The evaluation index uses a recall Rate (REC), an F1 value, and a single class F1 value as the evaluation index.
Table 1 data set statistics table
2) Text modal result analysis
Based on the built environment, the effectiveness of the method provided by the invention is verified by using corresponding evaluation indexes, and the multi-mode named entity recognition method (called MTCR-T) provided by the invention is compared with 9 models such as T-NER, UMT-T, MNER-QG-T and the like, and the specific model is shown in a table 2.
Table 2 text Modal comparison experiment table of reference model (%)
The use of BERT allows the text representation to have a more complete entity semantic representation than text representations using Glove, because BERT has background knowledge of the language model. On both datasets, the BERT-CR indices are higher than the BiLSTM-CRF model. The MTCR-T is higher than the BERT-CRF model, and in Twitter-2017, REC and F1 values are respectively improved by 3.48% and 2.75%, so that the text feature fusion layer in the MTCR-T is verified to obtain the text representation capability with word entity semantics by complementing the missing semantics in the text representation.
It is efficient to use the CRF model as a decoder, e.g. the BERT-CRF model performs better than the BERT model. The multi-task label decoding module further fuses entity boundary detection and word generic detection tasks to decode, so that in Twitter-2017, compared with BERT-CRF, the MTCR-T is respectively improved by 2.28 Percent (PER), 2.50 percent (LOC), 2.00 percent (ORG) and 7.02 percent (MISC) by a single class F1 value; the F1 value of MTCR-T is elevated over both datasets compared to the UMT-T model, and these experimental results verify the validity of the multi-tasking label decoder.

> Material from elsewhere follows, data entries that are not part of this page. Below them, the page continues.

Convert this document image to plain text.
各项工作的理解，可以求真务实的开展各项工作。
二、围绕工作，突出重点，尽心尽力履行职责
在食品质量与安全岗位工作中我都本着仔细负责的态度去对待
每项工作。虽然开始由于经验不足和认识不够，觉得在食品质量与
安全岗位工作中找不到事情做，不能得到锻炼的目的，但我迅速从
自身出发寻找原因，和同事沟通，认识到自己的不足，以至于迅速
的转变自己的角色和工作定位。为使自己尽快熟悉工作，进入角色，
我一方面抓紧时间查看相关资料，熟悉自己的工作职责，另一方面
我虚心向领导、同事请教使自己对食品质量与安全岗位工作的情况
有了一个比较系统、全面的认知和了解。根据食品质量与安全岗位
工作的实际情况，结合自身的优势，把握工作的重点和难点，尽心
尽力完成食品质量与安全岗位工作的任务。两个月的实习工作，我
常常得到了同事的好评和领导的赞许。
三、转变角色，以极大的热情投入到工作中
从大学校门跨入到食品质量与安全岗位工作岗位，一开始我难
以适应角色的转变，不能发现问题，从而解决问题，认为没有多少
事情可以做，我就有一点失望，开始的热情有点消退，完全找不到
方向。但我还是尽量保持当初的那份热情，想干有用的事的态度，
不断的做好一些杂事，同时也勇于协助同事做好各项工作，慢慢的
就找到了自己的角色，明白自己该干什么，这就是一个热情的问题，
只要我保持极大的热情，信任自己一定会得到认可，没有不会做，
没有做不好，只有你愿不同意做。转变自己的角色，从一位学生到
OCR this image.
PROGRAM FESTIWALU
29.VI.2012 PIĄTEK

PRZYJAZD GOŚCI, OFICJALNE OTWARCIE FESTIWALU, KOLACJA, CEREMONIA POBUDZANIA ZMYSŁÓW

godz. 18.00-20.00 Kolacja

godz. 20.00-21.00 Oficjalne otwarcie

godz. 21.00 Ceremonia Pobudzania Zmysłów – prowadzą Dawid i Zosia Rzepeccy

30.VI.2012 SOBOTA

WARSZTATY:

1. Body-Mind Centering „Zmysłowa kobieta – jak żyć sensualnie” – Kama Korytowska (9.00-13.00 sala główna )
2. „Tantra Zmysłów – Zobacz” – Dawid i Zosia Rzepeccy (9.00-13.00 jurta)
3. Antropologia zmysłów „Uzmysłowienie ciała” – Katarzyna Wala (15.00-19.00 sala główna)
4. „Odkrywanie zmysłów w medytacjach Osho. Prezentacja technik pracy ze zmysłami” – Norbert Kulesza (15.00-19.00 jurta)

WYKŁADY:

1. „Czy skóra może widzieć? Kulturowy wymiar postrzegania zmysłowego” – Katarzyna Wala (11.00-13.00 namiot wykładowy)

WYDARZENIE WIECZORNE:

Compared with the optimal models MAF-T and MNER-QG-T in the comparison model, the F1 value of the MTCR-T is respectively improved by 0.26 percent and 0.64 percent on the data sets of Twitter-2015 and Twitter-2017; furthermore, the single class F1 values of MTCR-T are respectively improved by 1.2% (PER), 0.32% (LOC), 1.38% (ORG) and 0.82% (MISC) on the Twitter-2017 dataset compared with the optimal model MNER-QG-T, and the effectiveness of the text feature fusion layer and the multi-task tag decoder is verified by improving 1.19% (PER) and 1.5% (ORG) on the Twitter-2015 dataset.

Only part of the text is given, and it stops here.